Writing to ./decision_tree/model.pkl
Writing to ./decision_tree/score_and_metadata.csv
Done deciding with trees
Decision tree analysis done with a validation score (error rate) of 0.00268005495579566.


In [18]:
original_validation_score = 0.00268005495579566

So now we have a baseline for how well our decision tree performed before we added a feature.

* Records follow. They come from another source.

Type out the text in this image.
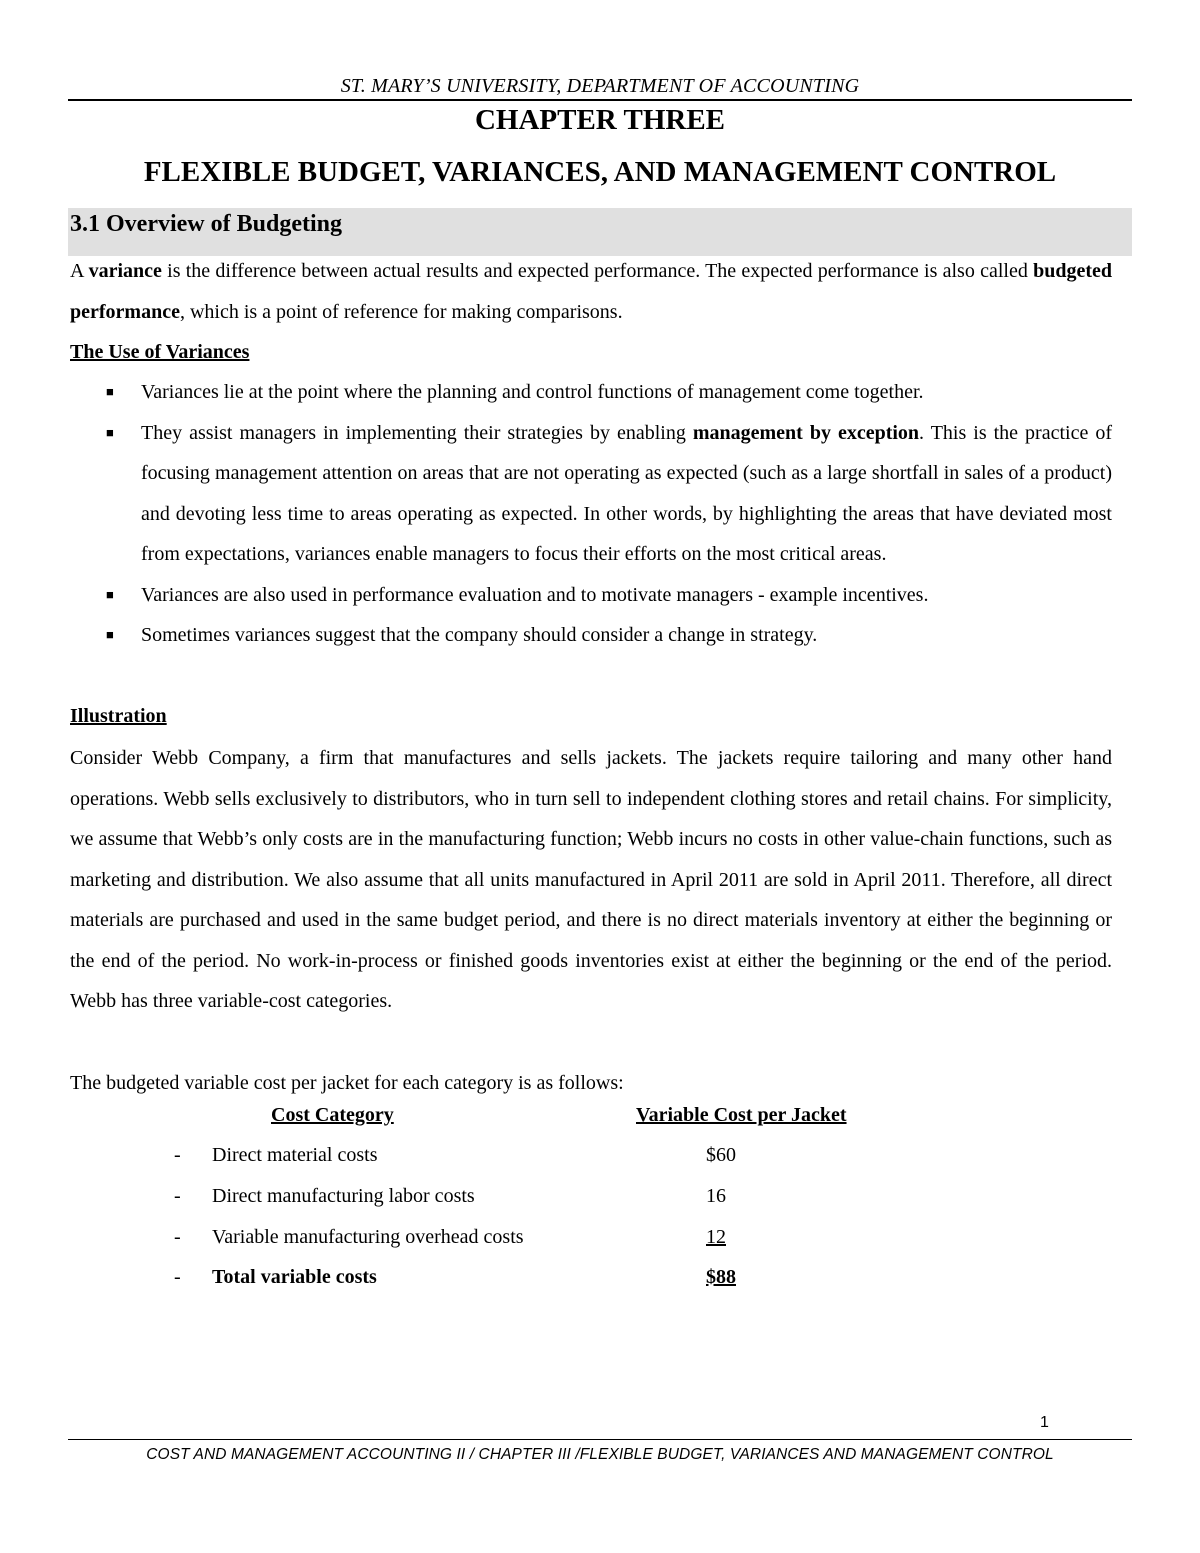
ST. MARY’S UNIVERSITY, DEPARTMENT OF ACCOUNTING
CHAPTER THREE
FLEXIBLE BUDGET, VARIANCES, AND MANAGEMENT CONTROL
3.1 Overview of Budgeting
A variance is the difference between actual results and expected performance. The expected performance is also called budgeted performance, which is a point of reference for making comparisons.
The Use of Variances
■ Variances lie at the point where the planning and control functions of management come together.
■ They assist managers in implementing their strategies by enabling management by exception. This is the practice of focusing management attention on areas that are not operating as expected (such as a large shortfall in sales of a product) and devoting less time to areas operating as expected. In other words, by highlighting the areas that have deviated most from expectations, variances enable managers to focus their efforts on the most critical areas.
■ Variances are also used in performance evaluation and to motivate managers - example incentives.
■ Sometimes variances suggest that the company should consider a change in strategy.
Illustration
Consider Webb Company, a firm that manufactures and sells jackets. The jackets require tailoring and many other hand operations. Webb sells exclusively to distributors, who in turn sell to independent clothing stores and retail chains. For simplicity, we assume that Webb’s only costs are in the manufacturing function; Webb incurs no costs in other value-chain functions, such as marketing and distribution. We also assume that all units manufactured in April 2011 are sold in April 2011. Therefore, all direct materials are purchased and used in the same budget period, and there is no direct materials inventory at either the beginning or the end of the period. No work-in-process or finished goods inventories exist at either the beginning or the end of the period. Webb has three variable-cost categories.
The budgeted variable cost per jacket for each category is as follows:
Cost Category	Variable Cost per Jacket
- Direct material costs	$60
- Direct manufacturing labor costs	16
- Variable manufacturing overhead costs	12
- Total variable costs	$88
1
COST AND MANAGEMENT ACCOUNTING II / CHAPTER III /FLEXIBLE BUDGET, VARIANCES AND MANAGEMENT CONTROL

Let's see what happens if we add a `two_weeks_before_christmas` and a `two_weeks_after_christmas` column, as per our Exploratory Analysis discussion.

In [23]:
# Re-read the data and use datetime objects for the date
engineered_data = pd.read_csv('./merger/bigTable.csv')
engineered_data.date = pd.to_datetime(engineered_data.date)


In [24]:
# Create a before_christmas_window
start_date = pd.to_datetime('2016-12-11')
end_date = pd.to_datetime('2016-12-25')
before_christmas = (engineered_data['date'] > start_date) & (engineered_data['date'] <= end_date)

In [25]:
# Create an after_christmas_window
start_date = pd.to_datetime('2016-12-25')
end_date = pd.to_datetime('2017-01-08')
after_christmas = (engineered_data['date'] > start_date) & (engineered_data['date'] <= end_date)

In [37]:
engineered_data['two_weeks_before_christmas'] = before_christmas
engineered_data['two_weeks_after_christmas'] = after_christmas

#### Just as a spot check, let's look at the date of the first few records in our new columns

In [38]:
print(engineered_data[engineered_data.two_weeks_before_christmas == True].date.head())
print(engineered_data[engineered_data.two_weeks_after_christmas == True].date.head())

117   2016-12-12
118   2016-12-13
119   2016-12-14
120   2016-12-15
121   2016-12-16
Name: date, dtype: datetime64[ns]
130   2016-12-26
131   2016-12-27
132   2016-12-28
133   2016-12-29
134   2016-12-30
Name: date, dtype: datetime64[ns]


Seems okay to me. Let's see how it changes the results now.

In [41]:
engineered_data.to_csv('./merger/bigTable.csv', index=False)


In [42]:
splitter.main()


Loading data from merger output
Splitting data 70:30 train:validation
Writing to ./splitter/train.csv
Writing to ./splitter/validation.csv
Finished splitting


In [43]:
decision_tree.main()

Loading data from splitter/train.csv
Loading data from splitter/validation.csv
Encoding categorical variables
Joining tables for consistent encoding
Creating decision tree model
Making prediction on validation data
Calculating estimated error


  log_square_errors = (np.log(predictions + 1) - np.log(targets + 1)) ** 2
  log_square_errors = (np.log(predictions + 1) - np.log(targets + 1)) ** 2


Writing to ./decision_tree/model.pkl
Writing to ./decision_tree/score_and_metadata.csv
Done deciding with trees
Decision tree analysis done with a validation score (error rate) of 0.003692818003915606.


In [44]:
engineered_validation_score = 0.003692818003915606

In [45]:
print(original_validation_score - engineered_validation_score)

-0.0010127630481199463


So as it turns out, adding a boolean about before/after Christmas slightly hurt our performance. 

- Now we should iterate on the features 
  - for example, maybe two weeks is too wide a window
- or maybe it's time to question if the scoring algorithm provided to us by the kaggle competition
  - should we replace nwrmsle with another error measurement?